Pazer & Epstein, P.C., New York, N.Y. (Thomas Torto and Jason Levine of counsel), for plaintiff-respondent.

Blane Magee, Rockville Centre, N.Y., for defendants-respondents.

In an action to recover damages for personal injuries, the defendants Keyspan Home Energy Services, LLC, and Keyspan Plumbing Solutions, Inc., appeal, as limited by their brief, from so much of an order of the Supreme Court, Kings County (Schneier, J.), dated March 9, 2006, as denied their motion for summary judgment dismissing the complaint and all cross claims insofar as asserted against them, or in the alternative, for summary judgment on their cross claims against the defendants Sunrise Removal, Inc., and Geoffrey D. McCallum.

Ordered that appeal is dismissed, without costs or disbursements.
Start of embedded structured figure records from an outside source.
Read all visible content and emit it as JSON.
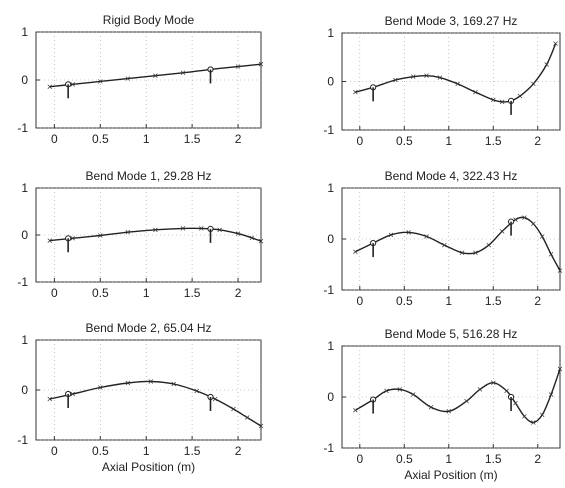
{
  "chart_data": [
    {
      "type": "line",
      "title": "Rigid Body Mode",
      "xlabel": "",
      "xlim": [
        -0.2,
        2.25
      ],
      "ylim": [
        -1,
        1
      ],
      "xticks": [
        "0",
        "0.5",
        "1",
        "1.5",
        "2"
      ],
      "yticks": [
        "-1",
        "0",
        "1"
      ],
      "grid": true,
      "series": [
        {
          "x": [
            -0.05,
            0.2,
            0.5,
            0.8,
            1.1,
            1.4,
            1.7,
            2.0,
            2.25
          ],
          "y": [
            -0.14,
            -0.09,
            -0.03,
            0.03,
            0.09,
            0.15,
            0.22,
            0.28,
            0.33
          ]
        }
      ],
      "markers": [
        {
          "x": 0.15,
          "y": -0.09
        },
        {
          "x": 1.7,
          "y": 0.22
        }
      ]
    },
    {
      "type": "line",
      "title": "Bend Mode 3, 169.27 Hz",
      "xlabel": "",
      "xlim": [
        -0.2,
        2.25
      ],
      "ylim": [
        -1,
        1
      ],
      "xticks": [
        "0",
        "0.5",
        "1",
        "1.5",
        "2"
      ],
      "yticks": [
        "-1",
        "0",
        "1"
      ],
      "grid": true,
      "series": [
        {
          "x": [
            -0.05,
            0.15,
            0.4,
            0.6,
            0.75,
            0.9,
            1.1,
            1.3,
            1.5,
            1.6,
            1.7,
            1.8,
            1.95,
            2.1,
            2.2
          ],
          "y": [
            -0.22,
            -0.12,
            0.03,
            0.1,
            0.12,
            0.08,
            -0.05,
            -0.22,
            -0.38,
            -0.42,
            -0.4,
            -0.3,
            -0.05,
            0.35,
            0.78
          ]
        }
      ],
      "markers": [
        {
          "x": 0.15,
          "y": -0.12
        },
        {
          "x": 1.7,
          "y": -0.4
        }
      ]
    },
    {
      "type": "line",
      "title": "Bend Mode 1, 29.28 Hz",
      "xlabel": "",
      "xlim": [
        -0.2,
        2.25
      ],
      "ylim": [
        -1,
        1
      ],
      "xticks": [
        "0",
        "0.5",
        "1",
        "1.5",
        "2"
      ],
      "yticks": [
        "-1",
        "0",
        "1"
      ],
      "grid": true,
      "series": [
        {
          "x": [
            -0.05,
            0.2,
            0.5,
            0.8,
            1.1,
            1.4,
            1.6,
            1.8,
            2.0,
            2.15,
            2.25
          ],
          "y": [
            -0.12,
            -0.07,
            -0.01,
            0.06,
            0.11,
            0.14,
            0.14,
            0.11,
            0.03,
            -0.06,
            -0.13
          ]
        }
      ],
      "markers": [
        {
          "x": 0.15,
          "y": -0.07
        },
        {
          "x": 1.7,
          "y": 0.13
        }
      ]
    },
    {
      "type": "line",
      "title": "Bend Mode 4, 322.43 Hz",
      "xlabel": "",
      "xlim": [
        -0.2,
        2.25
      ],
      "ylim": [
        -1,
        1
      ],
      "xticks": [
        "0",
        "0.5",
        "1",
        "1.5",
        "2"
      ],
      "yticks": [
        "-1",
        "0",
        "1"
      ],
      "grid": true,
      "series": [
        {
          "x": [
            -0.05,
            0.15,
            0.35,
            0.55,
            0.75,
            0.95,
            1.15,
            1.3,
            1.45,
            1.6,
            1.75,
            1.85,
            1.95,
            2.05,
            2.15,
            2.25
          ],
          "y": [
            -0.25,
            -0.08,
            0.08,
            0.13,
            0.05,
            -0.12,
            -0.27,
            -0.27,
            -0.12,
            0.15,
            0.38,
            0.42,
            0.3,
            0.05,
            -0.3,
            -0.62
          ]
        }
      ],
      "markers": [
        {
          "x": 0.15,
          "y": -0.08
        },
        {
          "x": 1.7,
          "y": 0.34
        }
      ]
    },
    {
      "type": "line",
      "title": "Bend Mode 2, 65.04 Hz",
      "xlabel": "Axial Position (m)",
      "xlim": [
        -0.2,
        2.25
      ],
      "ylim": [
        -1,
        1
      ],
      "xticks": [
        "0",
        "0.5",
        "1",
        "1.5",
        "2"
      ],
      "yticks": [
        "-1",
        "0",
        "1"
      ],
      "grid": true,
      "series": [
        {
          "x": [
            -0.05,
            0.2,
            0.5,
            0.8,
            1.05,
            1.3,
            1.55,
            1.75,
            1.95,
            2.1,
            2.25
          ],
          "y": [
            -0.18,
            -0.08,
            0.05,
            0.14,
            0.17,
            0.12,
            -0.02,
            -0.18,
            -0.38,
            -0.55,
            -0.72
          ]
        }
      ],
      "markers": [
        {
          "x": 0.15,
          "y": -0.08
        },
        {
          "x": 1.7,
          "y": -0.14
        }
      ]
    },
    {
      "type": "line",
      "title": "Bend Mode 5, 516.28 Hz",
      "xlabel": "Axial Position (m)",
      "xlim": [
        -0.2,
        2.25
      ],
      "ylim": [
        -1,
        1
      ],
      "xticks": [
        "0",
        "0.5",
        "1",
        "1.5",
        "2"
      ],
      "yticks": [
        "-1",
        "0",
        "1"
      ],
      "grid": true,
      "series": [
        {
          "x": [
            -0.05,
            0.15,
            0.3,
            0.45,
            0.6,
            0.8,
            1.0,
            1.2,
            1.35,
            1.5,
            1.65,
            1.75,
            1.85,
            1.95,
            2.05,
            2.15,
            2.25
          ],
          "y": [
            -0.26,
            -0.05,
            0.12,
            0.15,
            0.05,
            -0.2,
            -0.28,
            -0.08,
            0.15,
            0.28,
            0.12,
            -0.12,
            -0.38,
            -0.5,
            -0.35,
            0.05,
            0.55
          ]
        }
      ],
      "markers": [
        {
          "x": 0.15,
          "y": -0.05
        },
        {
          "x": 1.7,
          "y": 0.0
        }
      ]
    }
  ]
}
The appeal from the order must be dismissed because the right of direct appeal therefrom terminated with the entry of judgment in the action (see Matter of Aho, 39 NY2d 241, 248 [1976]). The issues raised on the appeal from the order are brought up for review and have been considered on the appeal from the judgment (see CPLR 5501 [a] [1]; Schiffer v Sunrise Removal, Inc., 62 AD3d 776 [2009] [decided herewith]). Spolzino, J.P., Fisher, Miller and Balkin, JJ., concur.